Atmosic Technologies launched the M2 and M3 series of ultra-low-power Bluetooth 5 wireless platforms. The platforms provide connectivity for IoT devices. The M2 and M3 are currently in sampling with customers, and volume production is scheduled for the second quarter of 2019.

Hydro Systems, a Dover company, introduced Hydro Connect, its cloud-based IoT platform. Running on Microsoft Azure, Hydro Connect will first be offered to the industrial laundry market, followed by facility cleaning products.

Market Research
National Instruments released the NI Trend Watch 2019 report, with articles on wireless communications test in the 5G era, autonomous driving, making the IoT work in test, and other topics. The report can be downloaded here.

Juniper Research forecasts that IoT retail platforms will generate revenues of more than $4.3 billion by 2023, compared with an estimated $890 million this year. The IoT Retail Revolution, a free white paper, can be found here. Details on the firm’s IoT (Internet of Things) in Retail: Strategies & Forecasts for Retailers & Platform Providers 2018-2023 are available here.

Tractica published a new report, Artificial Intelligence Market Ecosystem. It can be purchased here.

Sunnyvale, Calif.-based CrowdStrike, a cybersecurity startup, hired Goldman Sachs for an initial public offering in 2019, Reuters reports. The company has raised more than $400 million in private funding, most recently at a valuation of $3.35 billion.

Goldman Sachs was also hired by Cloudflare of San Francisco to lead an IPO for the provider of a Web performance and security platform. The company has privately raised about $180 million in funding from a variety of blue-chip investors. Cloudflare was most recently valued at $1.8 billion, and its IPO could value the company at more than $3.5 billion.

China’s Niu Technologies, a manufacturer of electric scooters, sold 7 million shares at $9 per share, raising $63 million in its IPO on Nasdaq, where it trades as NIU. The company reduced the terms of its offering, earlier planning to price 8.3 million shares at $10.50 to $12.50 a share, which would have brought in $95.45 million at the midpoint price.

Another Chinese company, TuanChe, filed for a $150 million IPO with Maxim Group as the lead underwriter. The online automotive marketplace plans to trade on Nasdaq as TC.

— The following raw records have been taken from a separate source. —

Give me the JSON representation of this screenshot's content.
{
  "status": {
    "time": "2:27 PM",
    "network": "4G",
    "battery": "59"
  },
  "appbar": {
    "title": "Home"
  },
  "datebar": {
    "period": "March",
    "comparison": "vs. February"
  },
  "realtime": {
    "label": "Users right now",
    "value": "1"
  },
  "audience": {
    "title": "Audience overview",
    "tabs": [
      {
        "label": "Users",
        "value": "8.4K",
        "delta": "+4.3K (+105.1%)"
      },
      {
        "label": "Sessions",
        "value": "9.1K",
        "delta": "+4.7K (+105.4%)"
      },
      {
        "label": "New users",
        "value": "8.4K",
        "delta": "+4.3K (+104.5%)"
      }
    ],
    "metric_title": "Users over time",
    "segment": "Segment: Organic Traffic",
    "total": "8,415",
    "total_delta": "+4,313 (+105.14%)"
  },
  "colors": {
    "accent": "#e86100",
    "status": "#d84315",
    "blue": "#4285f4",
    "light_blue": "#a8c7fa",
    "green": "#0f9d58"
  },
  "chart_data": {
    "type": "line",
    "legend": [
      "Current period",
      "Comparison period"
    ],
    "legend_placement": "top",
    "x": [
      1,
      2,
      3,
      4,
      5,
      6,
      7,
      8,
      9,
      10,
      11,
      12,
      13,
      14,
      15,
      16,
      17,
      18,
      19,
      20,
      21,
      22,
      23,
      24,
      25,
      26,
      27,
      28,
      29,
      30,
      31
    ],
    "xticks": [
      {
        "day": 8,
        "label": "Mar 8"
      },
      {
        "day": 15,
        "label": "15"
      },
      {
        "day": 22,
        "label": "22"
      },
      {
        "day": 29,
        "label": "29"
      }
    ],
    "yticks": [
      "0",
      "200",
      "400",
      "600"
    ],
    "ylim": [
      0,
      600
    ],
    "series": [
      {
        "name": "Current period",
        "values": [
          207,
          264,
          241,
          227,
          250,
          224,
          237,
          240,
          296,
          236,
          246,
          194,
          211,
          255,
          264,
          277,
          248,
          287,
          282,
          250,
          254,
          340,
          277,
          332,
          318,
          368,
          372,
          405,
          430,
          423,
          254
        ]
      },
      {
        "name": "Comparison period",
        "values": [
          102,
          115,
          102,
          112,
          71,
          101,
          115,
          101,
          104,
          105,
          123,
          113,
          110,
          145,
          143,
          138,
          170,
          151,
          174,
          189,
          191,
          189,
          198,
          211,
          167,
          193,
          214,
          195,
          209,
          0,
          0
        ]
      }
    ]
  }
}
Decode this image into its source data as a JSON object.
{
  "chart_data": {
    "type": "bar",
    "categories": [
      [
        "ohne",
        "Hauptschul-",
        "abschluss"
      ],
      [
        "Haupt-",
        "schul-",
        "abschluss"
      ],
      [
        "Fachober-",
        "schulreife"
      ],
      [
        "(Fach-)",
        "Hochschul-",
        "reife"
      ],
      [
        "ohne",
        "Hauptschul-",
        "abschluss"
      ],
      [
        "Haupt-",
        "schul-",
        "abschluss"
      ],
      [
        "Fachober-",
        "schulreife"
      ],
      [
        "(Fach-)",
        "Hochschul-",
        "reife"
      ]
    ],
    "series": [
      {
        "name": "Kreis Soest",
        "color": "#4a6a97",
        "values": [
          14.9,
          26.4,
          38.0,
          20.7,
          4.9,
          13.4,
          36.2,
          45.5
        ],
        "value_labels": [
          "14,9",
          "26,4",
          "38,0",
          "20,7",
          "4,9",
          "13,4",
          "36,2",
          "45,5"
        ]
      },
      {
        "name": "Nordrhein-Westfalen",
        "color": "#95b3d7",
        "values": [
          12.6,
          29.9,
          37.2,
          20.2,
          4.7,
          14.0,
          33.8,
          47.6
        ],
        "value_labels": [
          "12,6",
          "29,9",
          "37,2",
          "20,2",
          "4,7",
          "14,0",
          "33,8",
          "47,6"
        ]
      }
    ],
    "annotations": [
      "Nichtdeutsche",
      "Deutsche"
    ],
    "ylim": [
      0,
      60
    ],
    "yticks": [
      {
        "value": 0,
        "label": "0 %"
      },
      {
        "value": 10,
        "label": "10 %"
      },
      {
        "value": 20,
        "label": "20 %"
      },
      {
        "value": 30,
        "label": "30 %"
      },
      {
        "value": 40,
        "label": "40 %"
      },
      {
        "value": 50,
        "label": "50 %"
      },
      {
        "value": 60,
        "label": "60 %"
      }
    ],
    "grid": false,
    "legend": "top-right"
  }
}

KKR finally bagged its acquisition of Magneti Marelli, the auto parts business of Fiat Chrysler Automobiles. The private equity firm will reportedly pay $7.1 billion for the business, which it will combine with Japan’s Calsonic Kansei, forming an entity known as Magneti Marelli CK Holdings.

Faurecia, another leading manufacturer of car parts, agreed to acquire the majority interest in Clarion, a supplier of auto navigation systems, for some $710 million. Hitachi, which owned 63.6% of Clarion, will sell most of its shares to Faurecia.

Oracle agreed to purchase San Francisco-based DataFox, a provider of predictive intelligence-as-a-service for business data. Financial terms weren’t revealed. DataFox received about $18 million from private investors including Goldman Sachs, GV, and Slack.

ZF Friedrichshafen bought a 35% equity stake in ASAP, which offers software and testing systems for autonomous and electric vehicles. Financial terms weren’t disclosed.

Alta Motors of Brisbane, Calif., ceased operations. The developer of electric motorcycles raised $45 million in private funding and had a co-development partnership with Harley-Davidson.